Dass Glücksgefühle steigerungsfähig sind, diese Erfahrung macht gerade Milena Herdt. Groß war die Freude, als sie 100 von möglichen 100 Punkten mit ihrem Gesellenstück bei der praktischen Prüfung ihrer Ausbildung zur Maßschneiderin in der Heimschule Kloster Wald abgeräumt hat. Als dann die Post von der Handwerkskammer Reutlingen auf ihren Tisch flatterte, in der sie zur Kammersiegerin beim Wettbewerb „Die Deutsche Meisterschaft im Handwerk“ erklärt wurde, hüpfte das Herz der 19-Jährigen noch einmal ein bisschen höher.
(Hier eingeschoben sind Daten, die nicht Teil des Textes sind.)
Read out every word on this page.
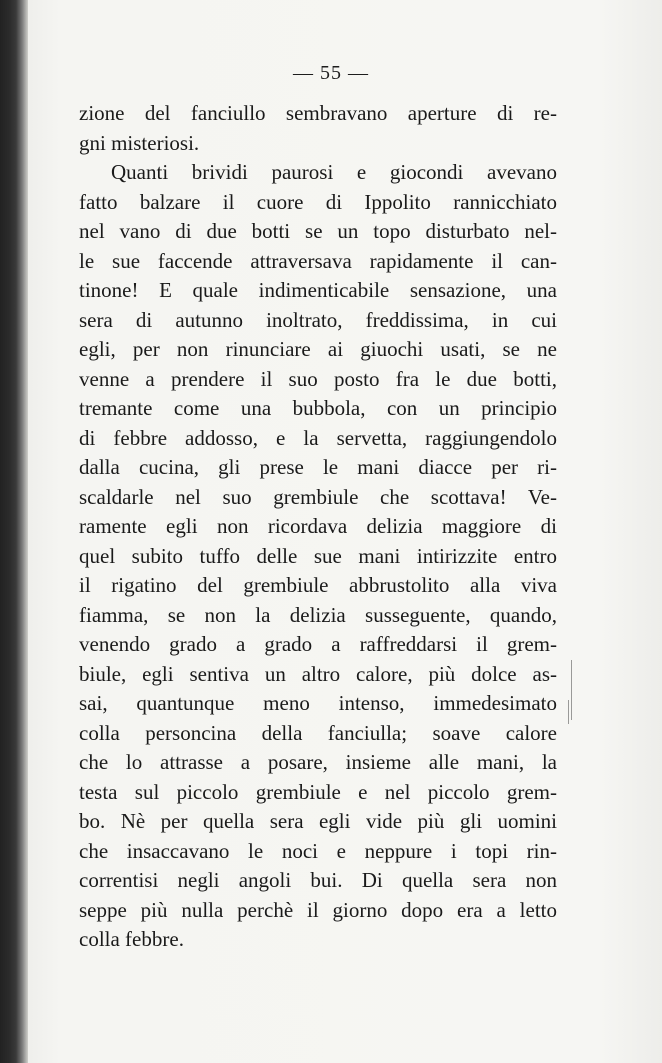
— 55 —
zione del fanciullo sembravano aperture di re-
gni misteriosi.
Quanti brividi paurosi e giocondi avevano
fatto balzare il cuore di Ippolito rannicchiato
nel vano di due botti se un topo disturbato nel-
le sue faccende attraversava rapidamente il can-
tinone! E quale indimenticabile sensazione, una
sera di autunno inoltrato, freddissima, in cui
egli, per non rinunciare ai giuochi usati, se ne
venne a prendere il suo posto fra le due botti,
tremante come una bubbola, con un principio
di febbre addosso, e la servetta, raggiungendolo
dalla cucina, gli prese le mani diacce per ri-
scaldarle nel suo grembiule che scottava! Ve-
ramente egli non ricordava delizia maggiore di
quel subito tuffo delle sue mani intirizzite entro
il rigatino del grembiule abbrustolito alla viva
fiamma, se non la delizia susseguente, quando,
venendo grado a grado a raffreddarsi il grem-
biule, egli sentiva un altro calore, più dolce as-
sai, quantunque meno intenso, immedesimato
colla personcina della fanciulla; soave calore
che lo attrasse a posare, insieme alle mani, la
testa sul piccolo grembiule e nel piccolo grem-
bo. Nè per quella sera egli vide più gli uomini
che insaccavano le noci e neppure i topi rin-
correntisi negli angoli bui. Di quella sera non
seppe più nulla perchè il giorno dopo era a letto
colla febbre.
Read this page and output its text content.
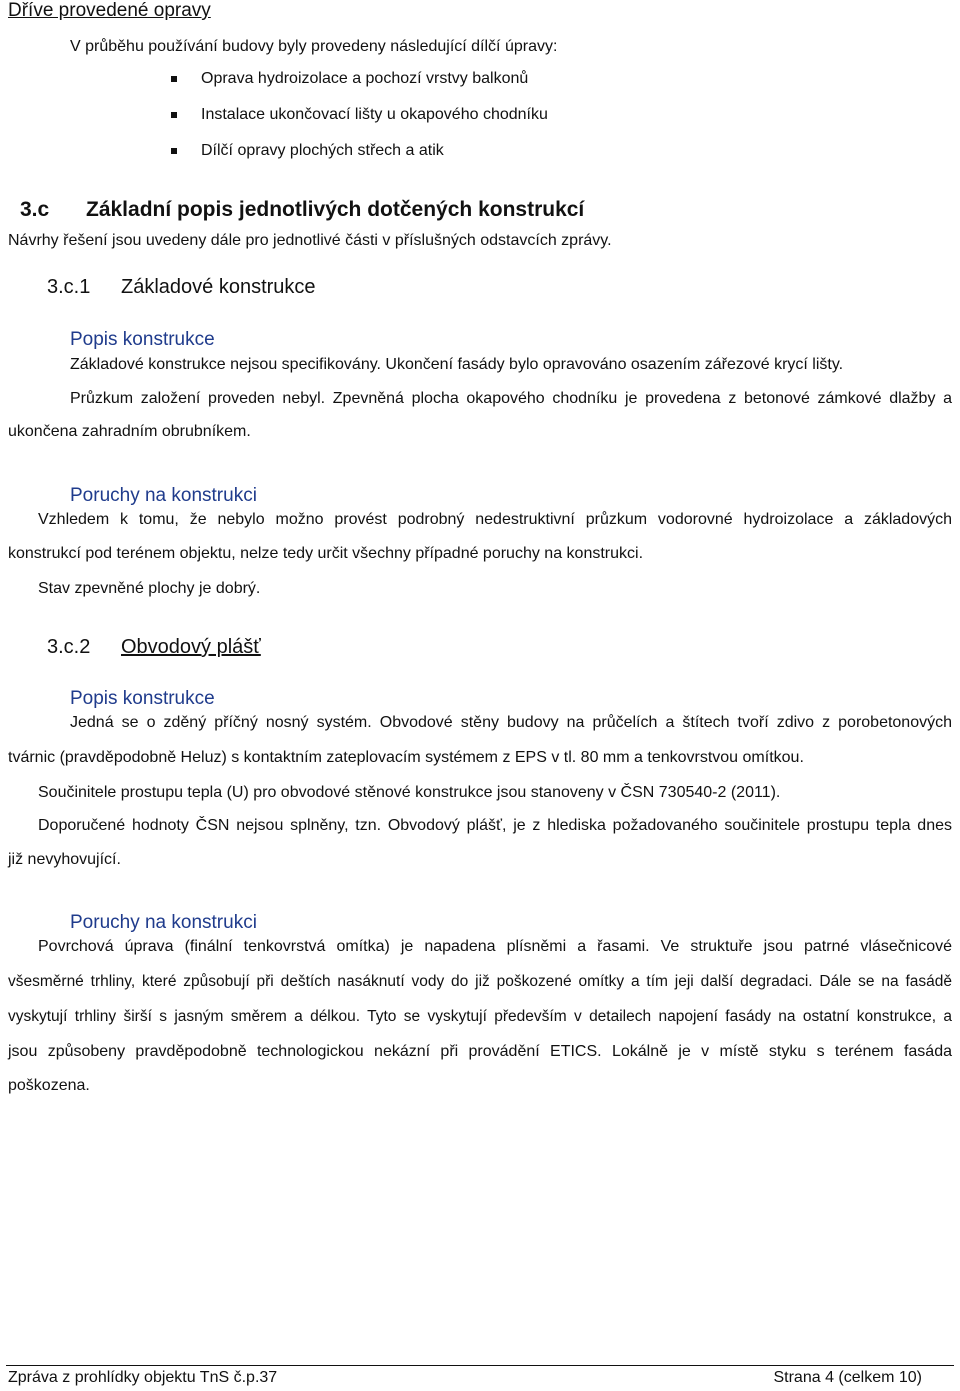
Dříve provedené opravy
V průběhu používání budovy byly provedeny následující dílčí úpravy:
Oprava hydroizolace a pochozí vrstvy balkonů
Instalace ukončovací lišty u okapového chodníku
Dílčí opravy plochých střech a atik
3.c Základní popis jednotlivých dotčených konstrukcí
Návrhy řešení jsou uvedeny dále pro jednotlivé části v příslušných odstavcích zprávy.
3.c.1 Základové konstrukce
Popis konstrukce
Základové konstrukce nejsou specifikovány. Ukončení fasády bylo opravováno osazením zářezové krycí lišty.
Průzkum založení proveden nebyl. Zpevněná plocha okapového chodníku je provedena z betonové zámkové dlažby a
ukončena zahradním obrubníkem.
Poruchy na konstrukci
Vzhledem k tomu, že nebylo možno provést podrobný nedestruktivní průzkum vodorovné hydroizolace a základových
konstrukcí pod terénem objektu, nelze tedy určit všechny případné poruchy na konstrukci.
Stav zpevněné plochy je dobrý.
3.c.2 Obvodový plášť
Popis konstrukce
Jedná se o zděný příčný nosný systém. Obvodové stěny budovy na průčelích a štítech tvoří zdivo z porobetonových
tvárnic (pravděpodobně Heluz) s kontaktním zateplovacím systémem z EPS v tl. 80 mm a tenkovrstvou omítkou.
Součinitele prostupu tepla (U) pro obvodové stěnové konstrukce jsou stanoveny v ČSN 730540-2 (2011).
Doporučené hodnoty ČSN nejsou splněny, tzn. Obvodový plášť, je z hlediska požadovaného součinitele prostupu tepla dnes
již nevyhovující.
Poruchy na konstrukci
Povrchová úprava (finální tenkovrstvá omítka) je napadena plísněmi a řasami. Ve struktuře jsou patrné vlásečnicové
všesměrné trhliny, které způsobují při deštích nasáknutí vody do již poškozené omítky a tím jeji další degradaci. Dále se na fasádě
vyskytují trhliny širší s jasným směrem a délkou. Tyto se vyskytují především v detailech napojení fasády na ostatní konstrukce, a
jsou způsobeny pravděpodobně technologickou nekázní při provádění ETICS. Lokálně je v místě styku s terénem fasáda
poškozena.
Zpráva z prohlídky objektu TnS č.p.37	Strana 4 (celkem 10)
Ersten Platz auf Landesebene geschafft

Nur einen Monat später fuhren die Glückshormone dann noch einmal Achterbahn: Milena Herdt hatte im Wettbewerb den ersten Platz auf Landesebene errungen. Doch auch das war noch nicht der Höhepunkt ihres Erfolgs: Unter den 16 Landessiegerinnen aus Deutschland wurde die junge Frau zur Bundessiegerin gekürt. „Ich bin fast aus allen Wolken gefallen und kann es bis heute immer noch nicht richtig glauben“, schildert sie überglücklich im Gespräch mit dem SÜDKURIER ihre Gefühle.

Präzision und Detailgenauigkeit sind ihr wichtig

Ausgezahlt hat es sich für die passionierte Maßschneiderin, ihre persönlichen Maßstäbe an Präzision, Detailgenauigkeit und auch Disziplin beim Erschaffen ihres Gesellenstücks umzusetzen. „Der Sieg hat mir gezeigt, dass sich meine Bemühungen gelohnt haben“, sagt die 19-Jährige voller Freude. Mit viel Kreativität hat sie einen grünen, zweiteiligen Hosenanzug designt und genäht. Etwas ganz Besonderes sollte der Blazer sein und das ist er auch geworden, mit seinen wunderschönen Samtapplikationen auf den Schultern und Taschen. Jedes Detail sollte passen: Sogar die Knöpfe der Jacke sind mit Samt überzogen.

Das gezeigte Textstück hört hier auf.